UW News

December 5, 2002

Surviving Roundup 101: Teaching guru Don Wulff honored

On the wall in Don Wulff’s office is a framed photograph of a tiny schoolhouse in Montana. That schoolhouse — now a museum — was Wulff’s first experience of education. Back then, he lived on a farm 16 miles from the nearest town with his parents and two siblings. The school was three miles away, and in the winter when the snow made roads impassable, his mother would load the kids on a horse and ride with them to the school.

“She rode three miles there and three miles back, then did it all over again at the end of the day,” Wulff says.

Later, that same mother fought to have her children attend school in town, then piled them into the car to get them there and back every day.

Mrs. Wulff clearly communicated something about the value of education to her children, two of whom hold doctorates today.

“Neither of my parents ever went to college,” Wulff says, “yet they insisted that we get the best education possible and made sacrifices to see that it happened.”

So maybe it isn’t surprising that Wulff grew up to be first a teacher and then a teacher of teachers. For the past 19 years he’s been at the Center for Instructional Development and Research (CIDR), the campus organization devoted to helping faculty and teaching assistants be the best teachers they can be. Starting as a graduate student, he has risen through the ranks to become director a year and a half ago.

And recently, Wulff was honored for his commitment to education on a national level. His professional organization, the Professional Organization and Development Network in Higher Education (POD), gave him the Bob Pierleoni Spirit of POD Award, an honor that is essentially for lifetime achievement.

Not bad for a guy who started school in the middle of nowhere and started his teaching career at a high school in Roundup, Montana.

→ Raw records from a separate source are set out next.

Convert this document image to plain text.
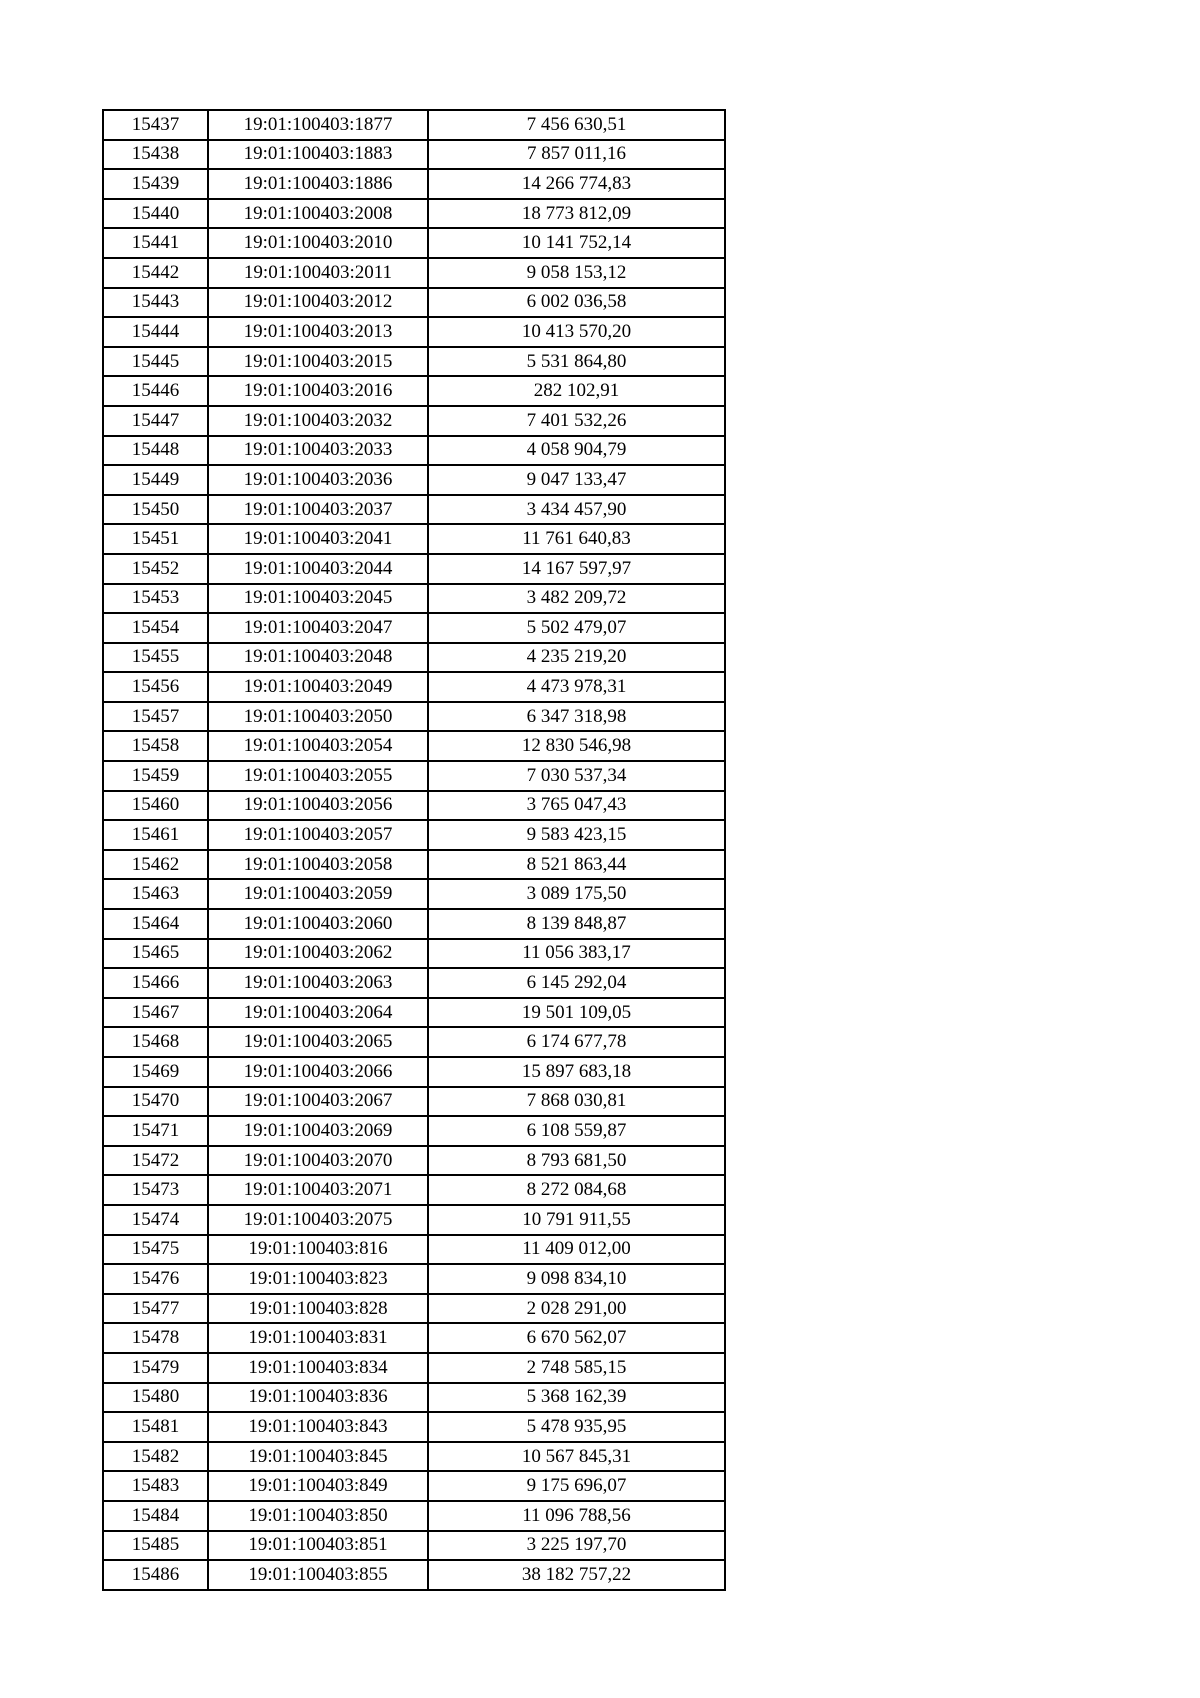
15437	19:01:100403:1877	7 456 630,51
15438	19:01:100403:1883	7 857 011,16
15439	19:01:100403:1886	14 266 774,83
15440	19:01:100403:2008	18 773 812,09
15441	19:01:100403:2010	10 141 752,14
15442	19:01:100403:2011	9 058 153,12
15443	19:01:100403:2012	6 002 036,58
15444	19:01:100403:2013	10 413 570,20
15445	19:01:100403:2015	5 531 864,80
15446	19:01:100403:2016	282 102,91
15447	19:01:100403:2032	7 401 532,26
15448	19:01:100403:2033	4 058 904,79
15449	19:01:100403:2036	9 047 133,47
15450	19:01:100403:2037	3 434 457,90
15451	19:01:100403:2041	11 761 640,83
15452	19:01:100403:2044	14 167 597,97
15453	19:01:100403:2045	3 482 209,72
15454	19:01:100403:2047	5 502 479,07
15455	19:01:100403:2048	4 235 219,20
15456	19:01:100403:2049	4 473 978,31
15457	19:01:100403:2050	6 347 318,98
15458	19:01:100403:2054	12 830 546,98
15459	19:01:100403:2055	7 030 537,34
15460	19:01:100403:2056	3 765 047,43
15461	19:01:100403:2057	9 583 423,15
15462	19:01:100403:2058	8 521 863,44
15463	19:01:100403:2059	3 089 175,50
15464	19:01:100403:2060	8 139 848,87
15465	19:01:100403:2062	11 056 383,17
15466	19:01:100403:2063	6 145 292,04
15467	19:01:100403:2064	19 501 109,05
15468	19:01:100403:2065	6 174 677,78
15469	19:01:100403:2066	15 897 683,18
15470	19:01:100403:2067	7 868 030,81
15471	19:01:100403:2069	6 108 559,87
15472	19:01:100403:2070	8 793 681,50
15473	19:01:100403:2071	8 272 084,68
15474	19:01:100403:2075	10 791 911,55
15475	19:01:100403:816	11 409 012,00
15476	19:01:100403:823	9 098 834,10
15477	19:01:100403:828	2 028 291,00
15478	19:01:100403:831	6 670 562,07
15479	19:01:100403:834	2 748 585,15
15480	19:01:100403:836	5 368 162,39
15481	19:01:100403:843	5 478 935,95
15482	19:01:100403:845	10 567 845,31
15483	19:01:100403:849	9 175 696,07
15484	19:01:100403:850	11 096 788,56
15485	19:01:100403:851	3 225 197,70
15486	19:01:100403:855	38 182 757,22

“That’s where I learned to teach, I’m telling you, when I walked in and had 18 and 19 year olds sitting in my classroom and I was 20,” Wulff says of Roundup. “I have a little speech I sometimes give as a guest lecturer. It’s called ‘Effective Teaching and Learning, or, How to Survive your First Year in Roundup, Montana.’ That year broke me in.”

What he learned, he says, is that it’s not enough for a teacher to be a friend to his students. Rather, it’s a balance between earning credibility for yourself and having high expectations of them. Only after those things are established can the interpersonal dimension be added.

“That was a hard lesson to learn,” Wulff says. “It took me one year.”

But he stuck it out, continuing to teach English, speech and drama at Roundup, and then at Missoula, for a total of 16 years. He had earned his master’s while continuing to teach when he came to a crossroads.

“I felt as if I’d given what I had to give to teaching high school,” Wulff says. “I wanted to do something for myself, to try to better myself.”

But there were risks involved. In his mid-30s by then, Wulff had a house, a family, retirement funds — in short, a secure life. Moving to Seattle for a doctoral program at the UW would throw a monkey wrench in all that. And Wulff inadvertently made it harder when he fell asleep during the Graduate Record Exam (he’d been up late working on high school drama production) and earned less than stellar verbal scores. That forced him to enter the graduate program in speech communication without a teaching assistantship.

Undaunted, Wulff set out to prove himself and soon earned his place. He specialized in instructional communication and came to CIDR as a graduate student in 1984, shortly after it had undergone a major restructuring. He’s been there ever since.

“I like to tell our new staff and graduate student consultants that I’ve held every consulting role here,” Wulff says.

Some things about CIDR have remained constant since the beginning, and one of those things comes straight out of Wulff’s dissertation, which was on teaching effectiveness. He interviewed winners of the UW’s Distinguished Teaching Award in an effort to learn what makes a teacher effective.

“What I found out was that effective teachers are able to balance the content, the students’ needs and expectations and their own needs and expectations in ways that they can achieve their teaching/learning goals,” he says. “So sometimes we talk about balance, sometimes we talk about adaptability, but the whole model has permeated our work here at CIDR. It says there are few answers beyond a given context. You have to find out what the instructor is like, what the students are like and what the content is and then figure out how to help the instructor find the balance.”

One thing that has changed at CIDR, however, is its place at the University. Wulff says that when the center began, the focus on teaching improvement was “like swimming against the current. What made our work especially challenging was the ongoing need to seek an appropriate balance to fit the teaching and research missions of this institution.”

But then, what’s that to a guy who once rode horseback in the snow just to get to school? Besides, it’s no longer as true as it once was. “Now there are many more people on campus focused on teaching issues,” Wulff says, “and as a result, the need for communication and especially collaboration is absolutely essential.”

The concern of other units with teaching points to the success of CIDR, a success that Wulff has certainly been a big part of. But he won’t take the credit for that — or even for his career achievement award — alone.

“The CIDR staff are fantastic,” he says. “We added up the years of experience they have and it’s something like 95 years among six people. I really see this Pierleoni award as representing not just what I do but what they do too.”